Фрагмент фильма "Мстители" (The Avengers) - Ну, с чего бы начать - волосы, сапоги, костюм, голос? Каково это, когда вы так выглядите, что вы думаете?
- Мы тут только что так возвышенно рассуждали об усердии и трудолюбии, а на самом деле просто ходишь в дурацких костюмах. Я очень горжусь своим участием в этом фильме. Часть меня - да и часть любого актёра - по-прежнему остаётся пятилетним ребёнком. Я в детстве смотрел на Кристофера Рива в "Супермене", Харрисона Форда в "Индиане Джонсе", и супергерои - это огромная... это же коробка с игрушками, понимаете. Я люблю играть этот персонаж, потому что он действительно очень сложный. Для супергероя, то есть, суперзлодея. И часть его привлекательности в физической трансформации. Потому что я никогда не хотел - это, кстати, к тому, что вы говорили о "британскости" - я никогда не хотел оказаться в рамках какого-то типажа, который я бы всегда играл. Это не было бы интересно ни мне, ни, я думаю, кому-то еще. И одна из причин того, что я стал актёром - мне интересны разные оттенки правды, разные стороны жизни. Очень часто... То есть, всё человечество связано определённой общностью в чём-то. Актёрская работа, что бы ты ни играл, заключается в том, чтобы раскапывать то, что есть общего у всех нас - рождение, смерть, любовь, горе, потеря, одиночество, благодарность, щедрость, юмор, отчуждение. Все эти вещи существуют в каждой истории, в любое время, в любом месте. И для меня радость играть разных людей, в разные времена, в разных костюмах, с разным цветом волос. И разные оттенки... будь то "Глубокое синее море", или "Иванов", или "Мстители", ты всё равно как бы копаешься в человеческой природе. А веселье здесь - ну вот в "Мстителях" ты можешь летать по воздуху и тебя избивает практически в фарш Невероятный Халк. (смеётся) Что не многим актёрам доводилось делать.

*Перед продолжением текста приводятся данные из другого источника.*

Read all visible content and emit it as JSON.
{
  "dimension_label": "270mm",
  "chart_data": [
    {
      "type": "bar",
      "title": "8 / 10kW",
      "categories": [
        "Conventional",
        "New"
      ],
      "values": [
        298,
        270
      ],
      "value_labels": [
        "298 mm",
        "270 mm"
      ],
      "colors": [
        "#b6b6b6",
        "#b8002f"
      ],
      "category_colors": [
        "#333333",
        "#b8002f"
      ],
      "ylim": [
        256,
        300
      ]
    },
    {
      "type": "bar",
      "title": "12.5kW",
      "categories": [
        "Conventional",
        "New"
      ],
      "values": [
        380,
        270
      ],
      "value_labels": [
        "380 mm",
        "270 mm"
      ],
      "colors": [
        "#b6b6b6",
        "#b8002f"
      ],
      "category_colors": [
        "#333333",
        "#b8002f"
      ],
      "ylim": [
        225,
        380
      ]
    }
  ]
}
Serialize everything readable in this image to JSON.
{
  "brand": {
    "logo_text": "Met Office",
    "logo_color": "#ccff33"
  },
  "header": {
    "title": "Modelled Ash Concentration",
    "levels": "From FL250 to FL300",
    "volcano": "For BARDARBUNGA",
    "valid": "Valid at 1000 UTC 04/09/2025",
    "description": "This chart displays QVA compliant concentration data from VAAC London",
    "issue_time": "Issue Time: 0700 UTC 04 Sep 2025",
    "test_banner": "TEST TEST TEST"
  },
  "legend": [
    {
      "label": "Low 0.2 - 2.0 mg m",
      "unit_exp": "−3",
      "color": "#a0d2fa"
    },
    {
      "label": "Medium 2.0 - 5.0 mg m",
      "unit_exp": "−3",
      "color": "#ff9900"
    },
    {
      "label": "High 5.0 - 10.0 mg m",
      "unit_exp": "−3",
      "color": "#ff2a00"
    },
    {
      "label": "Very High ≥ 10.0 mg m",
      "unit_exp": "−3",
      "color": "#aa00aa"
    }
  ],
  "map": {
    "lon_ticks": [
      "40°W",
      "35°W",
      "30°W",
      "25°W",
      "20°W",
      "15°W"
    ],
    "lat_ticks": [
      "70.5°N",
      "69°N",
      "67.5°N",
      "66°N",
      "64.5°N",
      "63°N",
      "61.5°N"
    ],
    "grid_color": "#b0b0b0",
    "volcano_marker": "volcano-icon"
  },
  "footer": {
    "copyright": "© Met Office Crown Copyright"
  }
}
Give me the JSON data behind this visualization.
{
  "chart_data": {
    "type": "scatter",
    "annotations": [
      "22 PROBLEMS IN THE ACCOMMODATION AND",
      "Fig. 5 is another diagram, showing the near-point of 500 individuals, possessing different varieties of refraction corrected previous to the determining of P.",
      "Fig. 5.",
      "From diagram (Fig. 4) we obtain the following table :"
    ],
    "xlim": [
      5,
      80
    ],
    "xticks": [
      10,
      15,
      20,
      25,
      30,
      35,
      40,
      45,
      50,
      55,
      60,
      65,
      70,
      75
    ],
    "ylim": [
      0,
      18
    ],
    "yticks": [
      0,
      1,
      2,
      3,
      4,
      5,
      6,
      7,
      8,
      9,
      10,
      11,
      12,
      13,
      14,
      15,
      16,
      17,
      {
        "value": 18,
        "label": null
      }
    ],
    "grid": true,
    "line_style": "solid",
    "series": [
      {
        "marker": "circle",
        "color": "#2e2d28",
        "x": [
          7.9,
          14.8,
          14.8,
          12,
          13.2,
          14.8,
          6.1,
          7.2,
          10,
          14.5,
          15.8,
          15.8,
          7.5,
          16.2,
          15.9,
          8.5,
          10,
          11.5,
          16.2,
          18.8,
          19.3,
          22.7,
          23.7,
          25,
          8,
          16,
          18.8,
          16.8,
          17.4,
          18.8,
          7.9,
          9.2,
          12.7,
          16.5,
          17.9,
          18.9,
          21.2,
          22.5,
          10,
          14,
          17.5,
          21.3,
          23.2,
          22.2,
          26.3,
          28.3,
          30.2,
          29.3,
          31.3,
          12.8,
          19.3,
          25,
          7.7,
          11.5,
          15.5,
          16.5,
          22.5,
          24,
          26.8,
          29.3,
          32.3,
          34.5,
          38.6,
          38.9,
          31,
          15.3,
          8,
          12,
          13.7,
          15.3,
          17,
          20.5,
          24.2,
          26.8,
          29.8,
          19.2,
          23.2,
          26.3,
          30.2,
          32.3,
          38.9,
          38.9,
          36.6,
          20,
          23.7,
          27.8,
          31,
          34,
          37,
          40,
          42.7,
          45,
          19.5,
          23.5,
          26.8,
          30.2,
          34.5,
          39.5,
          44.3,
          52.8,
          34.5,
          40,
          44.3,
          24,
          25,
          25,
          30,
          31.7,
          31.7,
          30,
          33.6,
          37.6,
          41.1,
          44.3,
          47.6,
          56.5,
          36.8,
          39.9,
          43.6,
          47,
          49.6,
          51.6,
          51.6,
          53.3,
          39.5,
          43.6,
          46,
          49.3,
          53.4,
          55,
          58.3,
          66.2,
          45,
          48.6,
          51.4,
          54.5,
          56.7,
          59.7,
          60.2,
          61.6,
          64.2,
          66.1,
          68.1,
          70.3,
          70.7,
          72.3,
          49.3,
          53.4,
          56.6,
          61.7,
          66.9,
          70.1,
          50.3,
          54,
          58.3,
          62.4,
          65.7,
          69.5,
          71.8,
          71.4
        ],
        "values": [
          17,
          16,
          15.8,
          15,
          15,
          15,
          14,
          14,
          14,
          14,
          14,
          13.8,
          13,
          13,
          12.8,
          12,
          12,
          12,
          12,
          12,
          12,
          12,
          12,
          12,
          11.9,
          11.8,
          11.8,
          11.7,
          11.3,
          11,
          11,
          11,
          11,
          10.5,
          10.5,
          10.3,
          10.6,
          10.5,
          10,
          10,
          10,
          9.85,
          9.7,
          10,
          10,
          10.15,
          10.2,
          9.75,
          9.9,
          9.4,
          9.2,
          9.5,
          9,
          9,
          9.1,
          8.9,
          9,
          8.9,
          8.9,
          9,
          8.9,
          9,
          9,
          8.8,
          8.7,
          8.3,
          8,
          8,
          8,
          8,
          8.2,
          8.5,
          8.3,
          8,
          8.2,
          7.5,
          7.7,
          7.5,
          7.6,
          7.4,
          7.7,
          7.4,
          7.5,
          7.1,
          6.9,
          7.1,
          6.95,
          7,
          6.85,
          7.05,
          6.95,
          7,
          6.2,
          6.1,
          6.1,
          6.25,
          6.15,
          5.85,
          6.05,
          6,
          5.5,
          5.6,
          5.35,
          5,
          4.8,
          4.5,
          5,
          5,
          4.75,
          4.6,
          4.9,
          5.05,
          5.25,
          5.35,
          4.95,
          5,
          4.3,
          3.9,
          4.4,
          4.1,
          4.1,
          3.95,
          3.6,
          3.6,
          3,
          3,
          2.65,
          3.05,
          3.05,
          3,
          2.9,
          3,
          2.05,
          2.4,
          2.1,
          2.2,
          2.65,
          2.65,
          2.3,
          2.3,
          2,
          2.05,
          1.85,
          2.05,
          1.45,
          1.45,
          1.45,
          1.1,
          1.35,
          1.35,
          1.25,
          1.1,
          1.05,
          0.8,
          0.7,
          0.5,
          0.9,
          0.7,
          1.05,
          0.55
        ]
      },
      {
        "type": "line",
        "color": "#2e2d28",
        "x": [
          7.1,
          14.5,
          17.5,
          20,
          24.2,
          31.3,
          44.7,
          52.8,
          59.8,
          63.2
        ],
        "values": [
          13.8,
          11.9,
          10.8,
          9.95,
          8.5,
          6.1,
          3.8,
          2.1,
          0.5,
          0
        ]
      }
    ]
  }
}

- У Чехова такого не бывает.
- Вот именно, у Чехова такого не бывает. Я люблю эту роль. Берёшь фотографию... В смысле, я такой, какой я есть - у меня светлые волосы, я родился в Лондоне, и никогда, даже в самых безумных мечтах, я бы не представил, что буду играть древнескандинавского бога озорства, который спускается на Землю, чтобы поработить человеческий род и захватить планету. Потому что у него проблемы с папой, проблемы с братом и... (скандальным тоном капризного ребёнка) "я хочу мой трон!" И в фильме всё это так прекрасно соединено, сценарий очень плотный. И это очень интересно и весело, и я смог поработать с такими людьми, как Роберт Дауни младший, Сэмюэль Л.Джексон, это прекрасный актёрский состав.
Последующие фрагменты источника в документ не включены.